The world is running out of a critical fossil energy source: coal; so says the Energy Watch Group. This European consortium of scientists is working to quantify fossil and atomic energy shortages and develop scenarios for regenerative energy sources.
In a recent article, “Coal Futures”, American Scientist magazine summarized “Coal: Resources and Future Production”, a report published by the Energy Watch Group in March 2007. The report indicates that based on current consumption versus production rates, the United States has roughly 200 years of coal reserves remaining. However, according to the Energy Watch Group, China, the world’s fastest growing and largest coal consumer, has only about 40 years of domestic coal reserves left. Once that supply is exhausted, China will need to look for external sources to feed its coal habit.
Where, I wonder, will the Chinese look?
The Energy Watch Group’s projections are based upon fitting a bell-shaped curve to existing coal reserve data to predict the date for peak coal production. This same process was famously applied by Dr. M.K. Hubbert to accurately predict peak oil production in the United States in the mid 1970’s (the so-called Hubbert’s Peak). For more information on the debate over peak oil, check out my post “There is Still Plenty of Oil, Says CERA”.
There are some inherent dangers with this kind of predictive Gaussian curve fitting. First, resource reserve numbers must be accurately known; which for Chinese coal they are not. Second, rates of resource consumption must be well-understood; however, future coal consumption may be accelerated because the resource is the last alternative to other depleted fossil fuel sources. Third, regulatory constraints on resource utilization must be known; but, given the potential pollution and climate change ramifications of massive coal consumption, future governmental restrictions on coal use cannot be predicted today.

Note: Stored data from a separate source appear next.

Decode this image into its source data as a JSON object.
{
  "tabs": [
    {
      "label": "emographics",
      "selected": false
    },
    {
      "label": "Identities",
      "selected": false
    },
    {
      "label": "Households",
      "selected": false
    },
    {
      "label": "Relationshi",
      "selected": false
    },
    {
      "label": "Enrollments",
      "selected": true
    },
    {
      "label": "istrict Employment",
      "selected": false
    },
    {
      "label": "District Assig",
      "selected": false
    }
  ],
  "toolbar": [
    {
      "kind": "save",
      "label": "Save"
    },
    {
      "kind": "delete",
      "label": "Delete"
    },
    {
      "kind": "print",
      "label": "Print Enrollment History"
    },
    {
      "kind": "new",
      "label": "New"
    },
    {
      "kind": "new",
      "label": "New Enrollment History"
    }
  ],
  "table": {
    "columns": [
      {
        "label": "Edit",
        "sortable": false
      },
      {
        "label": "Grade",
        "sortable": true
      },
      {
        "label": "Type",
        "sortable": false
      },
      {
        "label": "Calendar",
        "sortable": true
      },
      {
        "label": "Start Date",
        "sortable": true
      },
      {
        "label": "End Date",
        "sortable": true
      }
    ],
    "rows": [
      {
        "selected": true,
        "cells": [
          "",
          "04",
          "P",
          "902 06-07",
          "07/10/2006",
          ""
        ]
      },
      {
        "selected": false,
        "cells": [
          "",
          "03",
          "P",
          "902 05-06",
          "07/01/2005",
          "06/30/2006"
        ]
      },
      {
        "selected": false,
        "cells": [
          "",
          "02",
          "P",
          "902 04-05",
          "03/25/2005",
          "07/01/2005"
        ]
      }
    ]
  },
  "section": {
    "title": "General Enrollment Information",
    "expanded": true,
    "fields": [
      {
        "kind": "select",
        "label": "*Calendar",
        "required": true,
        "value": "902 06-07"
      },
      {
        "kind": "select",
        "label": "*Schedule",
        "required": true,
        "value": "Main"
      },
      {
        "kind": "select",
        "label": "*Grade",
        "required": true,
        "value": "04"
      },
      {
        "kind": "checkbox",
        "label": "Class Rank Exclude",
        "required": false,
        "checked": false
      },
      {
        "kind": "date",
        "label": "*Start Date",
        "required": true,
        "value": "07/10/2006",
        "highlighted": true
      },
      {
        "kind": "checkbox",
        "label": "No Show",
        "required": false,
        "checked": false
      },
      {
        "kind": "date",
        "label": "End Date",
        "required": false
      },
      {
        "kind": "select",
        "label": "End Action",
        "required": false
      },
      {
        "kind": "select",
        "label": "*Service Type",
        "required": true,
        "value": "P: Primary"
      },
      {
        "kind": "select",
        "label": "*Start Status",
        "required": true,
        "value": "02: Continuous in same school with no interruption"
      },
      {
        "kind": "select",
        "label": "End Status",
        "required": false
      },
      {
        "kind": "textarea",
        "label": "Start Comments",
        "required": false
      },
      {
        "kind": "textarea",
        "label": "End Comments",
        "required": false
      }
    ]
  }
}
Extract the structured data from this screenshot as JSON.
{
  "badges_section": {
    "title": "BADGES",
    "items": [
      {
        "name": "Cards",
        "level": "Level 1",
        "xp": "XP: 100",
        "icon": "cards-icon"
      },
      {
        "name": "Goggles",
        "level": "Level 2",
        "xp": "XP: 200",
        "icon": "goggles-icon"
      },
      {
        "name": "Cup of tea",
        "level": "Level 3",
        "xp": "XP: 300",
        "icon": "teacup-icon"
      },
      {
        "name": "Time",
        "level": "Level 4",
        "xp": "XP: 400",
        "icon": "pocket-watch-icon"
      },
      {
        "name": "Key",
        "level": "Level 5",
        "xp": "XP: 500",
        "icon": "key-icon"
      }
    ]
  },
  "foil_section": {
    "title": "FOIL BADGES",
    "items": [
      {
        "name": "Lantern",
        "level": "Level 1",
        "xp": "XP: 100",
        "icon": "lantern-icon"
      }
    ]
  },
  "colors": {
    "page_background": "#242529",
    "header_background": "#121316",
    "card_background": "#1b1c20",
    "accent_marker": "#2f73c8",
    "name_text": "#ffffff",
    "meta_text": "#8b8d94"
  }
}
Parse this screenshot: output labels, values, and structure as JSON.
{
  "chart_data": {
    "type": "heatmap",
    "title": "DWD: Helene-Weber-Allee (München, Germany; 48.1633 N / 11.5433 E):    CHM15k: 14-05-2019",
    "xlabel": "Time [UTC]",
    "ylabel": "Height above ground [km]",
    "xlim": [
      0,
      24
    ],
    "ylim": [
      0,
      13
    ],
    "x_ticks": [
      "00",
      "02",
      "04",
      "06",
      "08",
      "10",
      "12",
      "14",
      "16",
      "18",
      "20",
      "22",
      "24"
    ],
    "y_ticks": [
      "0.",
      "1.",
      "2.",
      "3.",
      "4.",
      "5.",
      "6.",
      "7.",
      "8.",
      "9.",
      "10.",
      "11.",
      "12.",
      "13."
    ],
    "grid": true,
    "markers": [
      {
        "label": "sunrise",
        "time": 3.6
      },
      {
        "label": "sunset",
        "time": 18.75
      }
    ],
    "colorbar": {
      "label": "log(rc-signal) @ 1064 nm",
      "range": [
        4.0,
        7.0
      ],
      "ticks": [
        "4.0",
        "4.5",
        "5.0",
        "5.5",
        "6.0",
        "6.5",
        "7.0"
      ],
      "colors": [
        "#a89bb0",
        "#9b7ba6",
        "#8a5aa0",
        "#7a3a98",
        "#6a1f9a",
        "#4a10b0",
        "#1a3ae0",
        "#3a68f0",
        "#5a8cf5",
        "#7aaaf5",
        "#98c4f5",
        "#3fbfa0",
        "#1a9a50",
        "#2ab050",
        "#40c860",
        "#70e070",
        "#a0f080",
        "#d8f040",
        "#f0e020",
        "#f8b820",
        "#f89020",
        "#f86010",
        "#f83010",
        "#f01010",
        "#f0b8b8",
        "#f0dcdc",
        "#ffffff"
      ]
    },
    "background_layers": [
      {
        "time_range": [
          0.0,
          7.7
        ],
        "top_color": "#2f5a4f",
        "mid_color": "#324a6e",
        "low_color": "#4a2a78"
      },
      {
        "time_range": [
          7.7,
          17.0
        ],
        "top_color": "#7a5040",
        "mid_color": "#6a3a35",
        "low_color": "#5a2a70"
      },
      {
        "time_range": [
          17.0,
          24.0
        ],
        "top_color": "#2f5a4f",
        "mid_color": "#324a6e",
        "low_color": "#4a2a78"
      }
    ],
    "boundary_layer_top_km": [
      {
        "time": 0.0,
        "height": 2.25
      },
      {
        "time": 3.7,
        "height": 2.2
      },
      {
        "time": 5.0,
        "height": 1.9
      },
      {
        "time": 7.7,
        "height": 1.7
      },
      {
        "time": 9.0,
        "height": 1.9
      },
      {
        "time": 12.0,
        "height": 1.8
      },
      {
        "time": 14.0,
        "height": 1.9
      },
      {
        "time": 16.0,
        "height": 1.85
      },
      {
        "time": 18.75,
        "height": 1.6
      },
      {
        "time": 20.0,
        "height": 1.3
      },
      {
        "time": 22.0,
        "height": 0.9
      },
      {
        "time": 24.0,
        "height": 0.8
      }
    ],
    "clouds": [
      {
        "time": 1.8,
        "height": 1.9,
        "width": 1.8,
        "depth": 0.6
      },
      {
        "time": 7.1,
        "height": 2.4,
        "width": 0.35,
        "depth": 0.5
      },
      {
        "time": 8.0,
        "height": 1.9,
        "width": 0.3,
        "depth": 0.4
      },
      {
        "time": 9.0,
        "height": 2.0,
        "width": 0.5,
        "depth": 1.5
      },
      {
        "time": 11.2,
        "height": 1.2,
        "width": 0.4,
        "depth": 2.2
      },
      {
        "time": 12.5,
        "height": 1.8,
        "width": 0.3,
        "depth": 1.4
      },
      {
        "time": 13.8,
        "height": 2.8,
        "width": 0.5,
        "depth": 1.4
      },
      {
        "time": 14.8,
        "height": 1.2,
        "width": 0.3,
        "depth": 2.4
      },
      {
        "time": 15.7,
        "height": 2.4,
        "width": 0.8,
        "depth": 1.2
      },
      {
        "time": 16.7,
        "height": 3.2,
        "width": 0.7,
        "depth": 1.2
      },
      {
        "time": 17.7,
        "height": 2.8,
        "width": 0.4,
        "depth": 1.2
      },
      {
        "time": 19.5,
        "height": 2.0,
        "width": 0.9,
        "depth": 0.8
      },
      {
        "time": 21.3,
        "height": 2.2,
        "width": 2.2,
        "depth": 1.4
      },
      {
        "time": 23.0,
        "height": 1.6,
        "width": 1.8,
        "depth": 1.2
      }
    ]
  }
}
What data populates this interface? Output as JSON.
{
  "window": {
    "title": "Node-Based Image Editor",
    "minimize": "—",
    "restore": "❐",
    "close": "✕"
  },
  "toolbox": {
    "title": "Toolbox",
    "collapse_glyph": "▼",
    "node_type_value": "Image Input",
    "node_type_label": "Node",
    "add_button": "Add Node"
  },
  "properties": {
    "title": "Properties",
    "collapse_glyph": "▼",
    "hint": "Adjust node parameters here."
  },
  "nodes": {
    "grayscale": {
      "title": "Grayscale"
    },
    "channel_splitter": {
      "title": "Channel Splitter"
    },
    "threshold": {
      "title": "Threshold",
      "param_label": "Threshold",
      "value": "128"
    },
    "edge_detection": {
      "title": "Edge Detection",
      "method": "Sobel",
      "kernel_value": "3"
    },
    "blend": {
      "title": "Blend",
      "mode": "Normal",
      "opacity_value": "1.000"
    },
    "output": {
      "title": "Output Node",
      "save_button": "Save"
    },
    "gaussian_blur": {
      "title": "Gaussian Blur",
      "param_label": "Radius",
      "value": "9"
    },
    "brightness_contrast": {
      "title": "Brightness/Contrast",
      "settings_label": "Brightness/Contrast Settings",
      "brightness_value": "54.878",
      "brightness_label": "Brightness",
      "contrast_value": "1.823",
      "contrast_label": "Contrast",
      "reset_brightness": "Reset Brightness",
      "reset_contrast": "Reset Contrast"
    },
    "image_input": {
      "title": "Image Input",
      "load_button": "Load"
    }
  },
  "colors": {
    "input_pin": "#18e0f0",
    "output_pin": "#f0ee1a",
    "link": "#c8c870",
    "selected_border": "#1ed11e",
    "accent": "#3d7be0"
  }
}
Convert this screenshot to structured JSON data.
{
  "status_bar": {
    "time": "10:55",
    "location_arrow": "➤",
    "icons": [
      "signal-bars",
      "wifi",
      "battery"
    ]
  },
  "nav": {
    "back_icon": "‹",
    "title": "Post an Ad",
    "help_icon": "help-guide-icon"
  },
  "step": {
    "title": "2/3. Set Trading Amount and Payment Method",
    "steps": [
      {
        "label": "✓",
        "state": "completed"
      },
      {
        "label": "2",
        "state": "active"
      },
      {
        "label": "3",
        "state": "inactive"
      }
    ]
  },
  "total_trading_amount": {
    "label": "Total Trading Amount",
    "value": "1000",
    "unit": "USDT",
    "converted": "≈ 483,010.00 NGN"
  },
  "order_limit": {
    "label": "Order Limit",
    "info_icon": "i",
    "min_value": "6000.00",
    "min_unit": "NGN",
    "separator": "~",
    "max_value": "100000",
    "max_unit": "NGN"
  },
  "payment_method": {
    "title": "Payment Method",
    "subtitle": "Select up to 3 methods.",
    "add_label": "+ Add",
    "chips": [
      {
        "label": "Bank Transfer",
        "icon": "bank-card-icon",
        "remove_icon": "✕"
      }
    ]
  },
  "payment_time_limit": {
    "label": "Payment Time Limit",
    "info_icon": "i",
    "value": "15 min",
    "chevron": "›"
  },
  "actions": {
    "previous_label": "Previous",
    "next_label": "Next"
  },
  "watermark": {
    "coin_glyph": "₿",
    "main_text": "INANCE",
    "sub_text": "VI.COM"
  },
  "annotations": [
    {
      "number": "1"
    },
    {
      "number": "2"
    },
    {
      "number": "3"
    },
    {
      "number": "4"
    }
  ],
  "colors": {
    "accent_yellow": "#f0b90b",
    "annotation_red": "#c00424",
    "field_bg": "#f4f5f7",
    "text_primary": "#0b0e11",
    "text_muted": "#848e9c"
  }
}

Despite possible uncertainties in their methods, the Energy Watch Group has published numbers that raise alarming questions about our energy future. While the United States is busy pouring resources into the Middle East to keep the oil flowing, what is being done to safeguard our domestic coal supplies?
In a “flat world” where currency and energy freely flow across international borders, the coal reserves of the United State might begin to look pretty appealing to the energy-hungry world of 2050. Is anything being done to prevent today’s exploiter from becoming tomorrow’s exploited?